Capítulo 3

E até que enfim a conversa acaba

Guilherme! Sim, sim. Ele apareceu do nada, como um fantasma. Eu estava dando graças a Deus porquê né, cá pra nós: um guri que você nunca viu na vida de repente começa a te chamar de namorada. Fala sério! Minha vontade era dar uma voadora nele. Mas, enfim, Gui (que isso vey, olha a intimidade) Guilherme veio me chamar porquê uma das minhas amigas queria falar comigo. Detalhe: ele não falou o nome dessa amiga. 
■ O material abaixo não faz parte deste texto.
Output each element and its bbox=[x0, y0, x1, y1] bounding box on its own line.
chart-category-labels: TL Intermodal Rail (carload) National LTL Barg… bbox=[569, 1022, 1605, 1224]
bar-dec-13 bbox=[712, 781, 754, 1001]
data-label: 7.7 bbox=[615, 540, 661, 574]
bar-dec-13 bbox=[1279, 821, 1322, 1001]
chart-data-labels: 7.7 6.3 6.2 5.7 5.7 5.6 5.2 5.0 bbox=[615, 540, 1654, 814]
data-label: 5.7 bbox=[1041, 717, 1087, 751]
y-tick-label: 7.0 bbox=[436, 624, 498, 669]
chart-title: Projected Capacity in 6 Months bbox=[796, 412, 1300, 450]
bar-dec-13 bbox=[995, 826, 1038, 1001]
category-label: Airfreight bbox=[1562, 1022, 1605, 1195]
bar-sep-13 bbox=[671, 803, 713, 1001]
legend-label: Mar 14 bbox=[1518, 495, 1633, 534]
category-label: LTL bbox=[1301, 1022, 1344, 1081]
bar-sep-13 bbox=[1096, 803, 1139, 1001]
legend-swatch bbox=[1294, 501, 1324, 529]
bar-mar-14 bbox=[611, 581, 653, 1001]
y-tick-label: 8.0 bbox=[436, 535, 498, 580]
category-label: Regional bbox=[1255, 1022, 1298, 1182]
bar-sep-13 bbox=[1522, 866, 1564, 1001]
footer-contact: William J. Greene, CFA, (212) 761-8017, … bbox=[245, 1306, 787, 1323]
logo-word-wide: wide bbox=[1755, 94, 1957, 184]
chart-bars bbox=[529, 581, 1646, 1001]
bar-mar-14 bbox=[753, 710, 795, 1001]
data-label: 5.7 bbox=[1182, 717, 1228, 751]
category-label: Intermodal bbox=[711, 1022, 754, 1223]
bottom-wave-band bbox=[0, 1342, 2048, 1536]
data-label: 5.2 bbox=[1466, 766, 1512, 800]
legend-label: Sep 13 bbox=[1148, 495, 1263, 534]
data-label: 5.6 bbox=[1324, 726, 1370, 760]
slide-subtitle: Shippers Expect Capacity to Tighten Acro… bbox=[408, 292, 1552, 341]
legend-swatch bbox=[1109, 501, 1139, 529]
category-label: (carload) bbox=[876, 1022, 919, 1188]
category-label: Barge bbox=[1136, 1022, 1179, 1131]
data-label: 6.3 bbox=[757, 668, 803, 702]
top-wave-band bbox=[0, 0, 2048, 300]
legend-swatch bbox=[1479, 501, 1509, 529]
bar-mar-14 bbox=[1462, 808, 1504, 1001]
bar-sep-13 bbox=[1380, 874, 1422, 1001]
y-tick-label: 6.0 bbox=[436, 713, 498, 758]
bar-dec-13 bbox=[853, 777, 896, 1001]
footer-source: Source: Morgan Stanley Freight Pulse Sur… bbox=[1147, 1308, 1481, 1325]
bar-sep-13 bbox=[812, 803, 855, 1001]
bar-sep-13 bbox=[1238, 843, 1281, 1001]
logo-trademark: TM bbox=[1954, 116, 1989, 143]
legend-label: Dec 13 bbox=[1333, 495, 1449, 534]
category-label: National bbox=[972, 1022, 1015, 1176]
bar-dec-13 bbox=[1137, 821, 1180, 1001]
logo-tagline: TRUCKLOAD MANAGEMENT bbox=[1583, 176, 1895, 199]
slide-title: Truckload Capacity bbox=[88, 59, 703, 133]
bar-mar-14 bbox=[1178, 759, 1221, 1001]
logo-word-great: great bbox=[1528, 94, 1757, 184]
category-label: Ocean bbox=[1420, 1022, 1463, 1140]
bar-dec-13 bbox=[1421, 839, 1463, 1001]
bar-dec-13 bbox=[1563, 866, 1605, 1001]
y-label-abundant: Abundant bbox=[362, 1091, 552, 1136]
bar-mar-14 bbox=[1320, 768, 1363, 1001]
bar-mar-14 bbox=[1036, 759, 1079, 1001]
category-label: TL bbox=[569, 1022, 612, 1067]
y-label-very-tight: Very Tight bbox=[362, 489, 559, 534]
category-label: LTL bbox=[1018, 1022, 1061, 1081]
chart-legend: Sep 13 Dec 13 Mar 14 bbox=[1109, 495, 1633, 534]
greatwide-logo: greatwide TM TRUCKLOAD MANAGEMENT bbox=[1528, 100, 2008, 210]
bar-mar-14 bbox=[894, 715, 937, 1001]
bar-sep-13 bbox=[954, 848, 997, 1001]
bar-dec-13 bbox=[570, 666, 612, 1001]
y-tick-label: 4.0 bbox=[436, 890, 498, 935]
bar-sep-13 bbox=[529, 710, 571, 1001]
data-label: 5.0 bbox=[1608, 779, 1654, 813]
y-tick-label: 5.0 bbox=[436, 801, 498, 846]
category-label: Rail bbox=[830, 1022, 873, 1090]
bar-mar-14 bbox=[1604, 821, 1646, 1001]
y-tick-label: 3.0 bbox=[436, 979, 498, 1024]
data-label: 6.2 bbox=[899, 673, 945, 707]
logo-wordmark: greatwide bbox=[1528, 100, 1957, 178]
Fomos andando. Cara, andamos pra caramba! E nada. Até que reparei que estávamos no meio de uma das duzentas matas da região. Beleza: estou perdida numa mata com o garoto, O-K. Bem lá no miolo da floresta, me deparei com uma menina. Eu não me lembrava de conhecer aquela menina de lugar nenhum então, perguntei seu nome. ADIVINHA:
Karen
Fala sério! Não é possível que eu finalmente estava conhecendo a minha primeira amiga virtual. Ela era muito bonita mesmo. Ao lado dela tinha um menino. Não sei quem. Mas, pelo visto, os dois eram bem próximos. Eu quis logo ir vê-la e saber como ela era de perto. Conversamos bastante. Mas aí, escureceu. Sim, ficou de noite. Ela e o menino iriam ficar no mesmo quarto que todos nós estávamos na noite passada. Guilherme me levou até onde ficava a casa do acampamento. Chegando na porta, fui recebida por "Core". Logo, tratei de perguntar a ele qual era seu nome. Eu precisava saber o seu nome. Ele me jogou um sorriso do tipo: "Não posso falar.". Achei estranho e olhei pra ele feio. Logo ele me disse seu nome. Juro que eu tinha vontade de desmaiar. Comecei logo a pensar mesmo que aquilo tudo era um sonho. Ele  era o guri que eu era apaixonada desde os 10 anos. Sim, estávamos ali com 16/17 anos e namorando. Eu não contive o sorriso! 
Amora, fala sério. Você jura que não se lembrava de mim?
Eu disse que sim.
Tudo bem.
Então, fomos jantar e ir ao bendito quarto dormir. Chegando lá, comecei a conversar com Guilherme. Dessa vez eu estava na cama dele sentada. Todos do quarto já havia dormido. Aí, perguntei ele sobre tudo que estava acontecendo. Aí ele falou:
Às vezes nós dois nos comunicamos por sonhos. Acredite ou não, Amora: isso tudo é um sonho. Um sonho meu e seu. Não sei se é uma prévia do nosso futuro. Mas tenho certeza de que é um sonho.
Eu fiquei boba. Então, logo perguntei ele se ele sabe o por que de estarmos sonhando com isso.
Eu preciso te ver. Eu preciso de você. Esse sonho é para eu me desculpar. Me desculpar por tudo. Inclusive, por aquele beijo. Você me desculpa?
Eu respondi que nem sabia do que ele estava falando. Mas aí ele começou a contar e eu me lembrei. Não por intencional mas, foi a reação do meu cérebro: me afastei dele. Nisso, uma lágrima caiu de seu rosto e, pela primeira vez eu senti meu coração se despedaçar em 1000 pedaços. Pedi desculpa por ter arredado e logo me agarrei a um abraço dele.
Obrigada, Amorah. Mas, você me desculpa? Por favor, me desculpe por aquilo. Eu tenho certeza de que tenho que lhe pedir desculpas neste sonho. Assim, fora do sonho, poderei lhe dizer o que quero.
Eu disse que desculpava e o abracei mais forte. Logo depois, acordei.